After the two men watch a Muslim subject’s sister-in-law undress from her niqab to her underwear in a hotel room, Snowden takes to putting sticky plasters over the webcam on his laptop and that of his girlfriend. This alone should make the argument, once and for all, that privacy has nothing to do with “having something to hide” and that we allow intrusions on that privacy at our peril.
The earlier NSA whistleblower Bill Binney was name-checked as a primary source by Oliver Stone both in his address to the audience and during the film itself. Stone described Friedrich Moser’s film about Binney, A Good American, as, effectively, a prequel to Snowden. This makes good sense. Binney and Snowden were both driven by patriotism and a desire for transparent, constitutional governance.
Binney’s spectral voice is often very loud in moments where aspects of NSA protocol are discussed. Nicholas Cage plays a CIA cryptographer and lecturer who became deeply disillusioned after designing some tracking software that was eventually applied without either filters or the correct automation. This sounds an awful lot like Binney, although, as he left the NSA in 2001 and Snowden joined several years later, the two would not have met at work.
A question of ethics
As in Moser’s film, the graphics in Snowden are fantastic, and do a great job of making the scope of the NSA’s software easily graspable. Showing how relational profiling through linking metadata is more powerful than simply amassing the content of communications is not always easy. In contrast, clicking names on a flow chart and expanding out to open up a live feed on any chosen subject via their own webcam is obvious and disturbing.
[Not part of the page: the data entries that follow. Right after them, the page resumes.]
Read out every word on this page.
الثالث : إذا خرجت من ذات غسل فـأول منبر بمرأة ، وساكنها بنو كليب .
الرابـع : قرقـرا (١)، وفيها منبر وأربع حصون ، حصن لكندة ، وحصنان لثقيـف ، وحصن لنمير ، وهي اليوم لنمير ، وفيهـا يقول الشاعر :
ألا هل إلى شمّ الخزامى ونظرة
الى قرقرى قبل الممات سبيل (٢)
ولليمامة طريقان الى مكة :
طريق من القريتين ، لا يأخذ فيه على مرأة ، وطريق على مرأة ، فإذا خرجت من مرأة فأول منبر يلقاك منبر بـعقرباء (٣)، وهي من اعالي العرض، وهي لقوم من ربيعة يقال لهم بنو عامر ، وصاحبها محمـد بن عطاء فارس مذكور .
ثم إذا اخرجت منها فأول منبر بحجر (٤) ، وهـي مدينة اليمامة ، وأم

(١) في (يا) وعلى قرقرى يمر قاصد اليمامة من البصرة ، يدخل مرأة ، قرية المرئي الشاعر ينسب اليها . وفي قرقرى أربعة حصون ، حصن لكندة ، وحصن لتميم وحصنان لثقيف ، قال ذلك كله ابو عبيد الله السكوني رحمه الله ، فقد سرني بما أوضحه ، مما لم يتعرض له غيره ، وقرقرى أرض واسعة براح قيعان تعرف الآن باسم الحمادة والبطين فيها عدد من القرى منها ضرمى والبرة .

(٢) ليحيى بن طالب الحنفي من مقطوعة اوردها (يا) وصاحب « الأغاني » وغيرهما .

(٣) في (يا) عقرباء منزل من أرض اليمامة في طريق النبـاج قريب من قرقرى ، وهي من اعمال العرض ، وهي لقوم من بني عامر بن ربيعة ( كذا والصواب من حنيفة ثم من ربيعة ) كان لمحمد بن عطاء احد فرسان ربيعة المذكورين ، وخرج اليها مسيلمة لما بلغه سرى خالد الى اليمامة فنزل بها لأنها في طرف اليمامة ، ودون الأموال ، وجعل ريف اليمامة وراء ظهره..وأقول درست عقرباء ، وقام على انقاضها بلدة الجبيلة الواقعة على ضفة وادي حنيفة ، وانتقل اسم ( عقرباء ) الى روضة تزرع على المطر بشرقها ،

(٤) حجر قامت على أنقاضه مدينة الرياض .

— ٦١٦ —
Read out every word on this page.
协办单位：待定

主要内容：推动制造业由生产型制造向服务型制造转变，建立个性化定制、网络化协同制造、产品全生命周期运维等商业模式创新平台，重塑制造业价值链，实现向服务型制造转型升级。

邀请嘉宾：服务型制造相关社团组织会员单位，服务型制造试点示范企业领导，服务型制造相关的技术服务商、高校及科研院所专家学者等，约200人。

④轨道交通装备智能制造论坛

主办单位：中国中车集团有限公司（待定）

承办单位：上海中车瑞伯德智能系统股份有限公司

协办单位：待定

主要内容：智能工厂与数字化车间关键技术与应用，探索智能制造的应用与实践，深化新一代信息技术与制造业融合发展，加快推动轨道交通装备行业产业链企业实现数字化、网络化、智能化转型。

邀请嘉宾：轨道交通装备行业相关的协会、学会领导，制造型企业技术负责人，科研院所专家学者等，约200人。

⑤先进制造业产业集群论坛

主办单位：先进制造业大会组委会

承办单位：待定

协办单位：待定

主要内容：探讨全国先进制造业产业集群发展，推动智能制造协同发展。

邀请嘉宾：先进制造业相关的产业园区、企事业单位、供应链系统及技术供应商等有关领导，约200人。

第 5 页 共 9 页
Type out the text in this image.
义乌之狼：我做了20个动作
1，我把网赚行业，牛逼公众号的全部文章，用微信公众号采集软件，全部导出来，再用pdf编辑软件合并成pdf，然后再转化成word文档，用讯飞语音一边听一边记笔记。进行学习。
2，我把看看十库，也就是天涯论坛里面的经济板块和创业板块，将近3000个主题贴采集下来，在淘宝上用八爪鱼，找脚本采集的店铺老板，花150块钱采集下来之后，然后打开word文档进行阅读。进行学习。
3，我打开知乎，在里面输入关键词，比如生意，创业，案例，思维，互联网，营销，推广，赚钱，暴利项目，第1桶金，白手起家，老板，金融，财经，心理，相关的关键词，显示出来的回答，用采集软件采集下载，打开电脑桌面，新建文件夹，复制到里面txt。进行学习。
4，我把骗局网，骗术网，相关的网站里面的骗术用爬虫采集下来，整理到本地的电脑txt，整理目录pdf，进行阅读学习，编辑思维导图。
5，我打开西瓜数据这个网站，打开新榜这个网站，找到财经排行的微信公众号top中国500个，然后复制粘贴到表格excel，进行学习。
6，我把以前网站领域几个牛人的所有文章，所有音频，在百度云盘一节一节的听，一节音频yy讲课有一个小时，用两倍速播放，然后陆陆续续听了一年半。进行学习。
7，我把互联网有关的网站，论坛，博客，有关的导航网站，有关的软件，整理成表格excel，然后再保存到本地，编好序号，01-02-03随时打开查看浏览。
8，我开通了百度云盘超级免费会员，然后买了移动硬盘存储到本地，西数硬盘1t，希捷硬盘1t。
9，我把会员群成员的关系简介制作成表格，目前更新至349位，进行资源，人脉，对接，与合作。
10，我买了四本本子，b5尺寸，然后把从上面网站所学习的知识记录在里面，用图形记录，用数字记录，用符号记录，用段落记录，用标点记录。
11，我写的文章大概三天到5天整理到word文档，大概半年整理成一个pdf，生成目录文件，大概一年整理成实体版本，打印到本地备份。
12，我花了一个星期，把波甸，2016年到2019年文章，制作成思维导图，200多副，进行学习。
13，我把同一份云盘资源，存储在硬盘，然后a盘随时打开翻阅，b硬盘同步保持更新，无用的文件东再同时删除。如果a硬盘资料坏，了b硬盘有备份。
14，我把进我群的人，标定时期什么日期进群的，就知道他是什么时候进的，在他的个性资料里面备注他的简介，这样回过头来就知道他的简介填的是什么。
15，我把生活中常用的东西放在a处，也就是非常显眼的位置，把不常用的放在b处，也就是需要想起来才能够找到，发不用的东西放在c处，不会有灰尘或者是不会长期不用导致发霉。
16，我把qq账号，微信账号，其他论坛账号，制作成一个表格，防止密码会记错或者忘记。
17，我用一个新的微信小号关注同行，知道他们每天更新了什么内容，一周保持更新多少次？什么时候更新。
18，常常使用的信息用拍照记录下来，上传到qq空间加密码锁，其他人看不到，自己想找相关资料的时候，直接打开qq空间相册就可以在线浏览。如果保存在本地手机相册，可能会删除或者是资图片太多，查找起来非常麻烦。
One of the judges in the Investigatory Powers Tribunal observed this summer that the term surveillance only applies to the physical tracking of a subject; digital monitoring of communications is interception. However, when it is possible to view ordinary people in their own homes, using digital technology, the distinction seems irrelevant.
If the film has a significant flaw, it is that it is very one-sided. While this reviewer aligns herself squarely with that side, many people do not, and still see Snowden, not as a hero, but as the man who gave America’s security secrets to her enemies. Stone has Snowden walking out of the NSA building in Hawaii, to be framed in an almost messianic fashion – before his silhouette morphs into that of an alien from The X Files credit sequence.
If you are remotely interested in the ethics of surveillance, this film will be interesting, and it will make a great primer for those who are still trying to work out what all the fuss is about.